The storyboard arrows tab gives you a number of arrow shapes and sizes to take advantage of. You can also customize each arrow’s size, as well as add text to help communicate your arrow’s purpose. In our storyboard example, we used one of the fade arrows to capture our intended energy.

Once you’ve added arrows and further edited your image to better convey its essence, simply clicking save will automatically apply your customized image to your blank storyboard template.

Step 4
4. Collaborate with your team
Whether you’re a professional storyboard artist or it’s your first time visualizing any kind of narrative, chances are you’re not working in complete solitude. You won’t just require feedback from business collaborators, you’ll also want to let your creative colleagues have access to your storyboard to make their own adjustments.
With StudioBinder, you can send a view-only link to anyone who you just want to share the look of your storyboard with. But when it comes to a collaborator who needs to utilize interactive features, you can select between giving them any of three permissions: viewer, commenter, or editor.

Step 5
5. Export your storyboard PDF
Now that you’ve collaborated, incorporated notes, and fully completed the storyboarding process, you’ll want to cement all that hard work by turning your storyboard into a PDF document. You may need a PDF of your storyboard to print or send digitally, but either way, you can tailor the look of your document based on the specific person or production department you’re sending it to.
StudioBinder’s Generate PDF Page provides a bundle of customizable options. Take the style tab for example, which lets you customize the overall presentation of your PDF with options like color and font size.

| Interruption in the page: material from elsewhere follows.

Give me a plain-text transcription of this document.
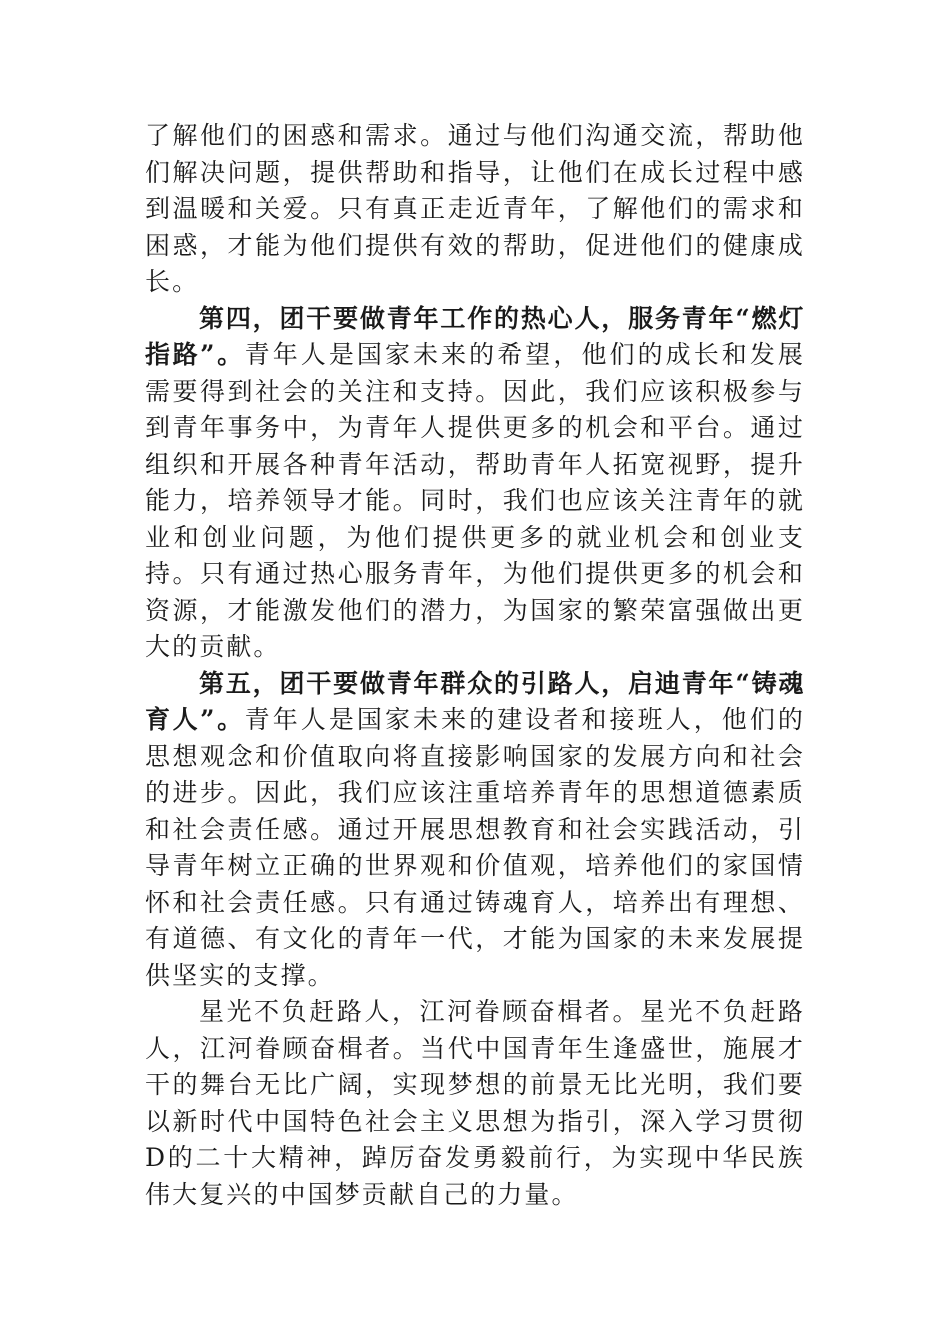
了解他们的困惑和需求。通过与他们沟通交流，帮助他们解决问题，提供帮助和指导，让他们在成长过程中感到温暖和关爱。只有真正走近青年，了解他们的需求和困惑，才能为他们提供有效的帮助，促进他们的健康成长。

第四，团干要做青年工作的热心人，服务青年“燃灯指路”。青年人是国家未来的希望，他们的成长和发展需要得到社会的关注和支持。因此，我们应该积极参与到青年事务中，为青年人提供更多的机会和平台。通过组织和开展各种青年活动，帮助青年人拓宽视野，提升能力，培养领导才能。同时，我们也应该关注青年的就业和创业问题，为他们提供更多的就业机会和创业支持。只有通过热心服务青年，为他们提供更多的机会和资源，才能激发他们的潜力，为国家的繁荣富强做出更大的贡献。

第五，团干要做青年群众的引路人，启迪青年“铸魂育人”。青年人是国家未来的建设者和接班人，他们的思想观念和价值取向将直接影响国家的发展方向和社会的进步。因此，我们应该注重培养青年的思想道德素质和社会责任感。通过开展思想教育和社会实践活动，引导青年树立正确的世界观和价值观，培养他们的家国情怀和社会责任感。只有通过铸魂育人，培养出有理想、有道德、有文化的青年一代，才能为国家的未来发展提供坚实的支撑。

星光不负赶路人，江河眷顾奋楫者。星光不负赶路人，江河眷顾奋楫者。当代中国青年生逢盛世，施展才干的舞台无比广阔，实现梦想的前景无比光明，我们要以新时代中国特色社会主义思想为指引，深入学习贯彻D的二十大精神，踔厉奋发勇毅前行，为实现中华民族伟大复兴的中国梦贡献自己的力量。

Want to keep your storyboard PDF from ending up in the wrong hands? You can include a custom title, and even a watermark to ensure your storyboard copies stay with the intended person or department.

Now just click Download PDF, and with that, your storyboard is ready to print and your journey has come to an end!
Conclusion
Done!
After completing all these vital steps for building a blank storyboard template from the ground up, you should feel confident about bringing life to whatever creative narrative ideas you want to get out of your head and onto a screen.
But blank storyboards aren’t the only creative templates StudioBinder offers. Check out our storyboard templates and consider all the possibilities we have to offer!
Frequently Asked Questions
Your questions, answered
Blank storyboard templates provide the foundational structure needed to build any kind of storyboard. Though specific storyboard needs will vary based on the type of visual narrative being pre-planned (film, animation, online video, etc.), all storyboards are built on the same kind of structural template: panels that will showcase all the shots in a scene or sequence from left to right.
Though blank storyboards allow for lots of creative freedom while figuring out the mood and tone of your visual narrative, the basic overall steps to bringing a blank storyboard template to life are pretty universal:
- Adjust the panel dimensions and layout.
- Write out what you want to see under each panel
- Use your own sketches or reference image to fill frames
- Collaborate with your team and receive notes
- Apply notes received to a second storyboard draft
Finding the right blank storyboard template to fit your visual narrative needs isn’t a cut and dry process. Which is why the best storyboard template example is one that is best equipped to encapsulate your vision. When browsing through potential template options, consider the various sizes and grid layouts offered and how they’ll work to display your story. Then choose the best storyboard template based on those personal considerations.
Looking at a blank storyboard template is comparable to looking at the steel foundation of a building before it’s been fully constructed. A blank storyboard template is essentially an outline of square frames laid out, much like a comic book, with panels that haven’t been drawn in yet. This structural foundation may be drawn on a clear piece of paper or on a digital template.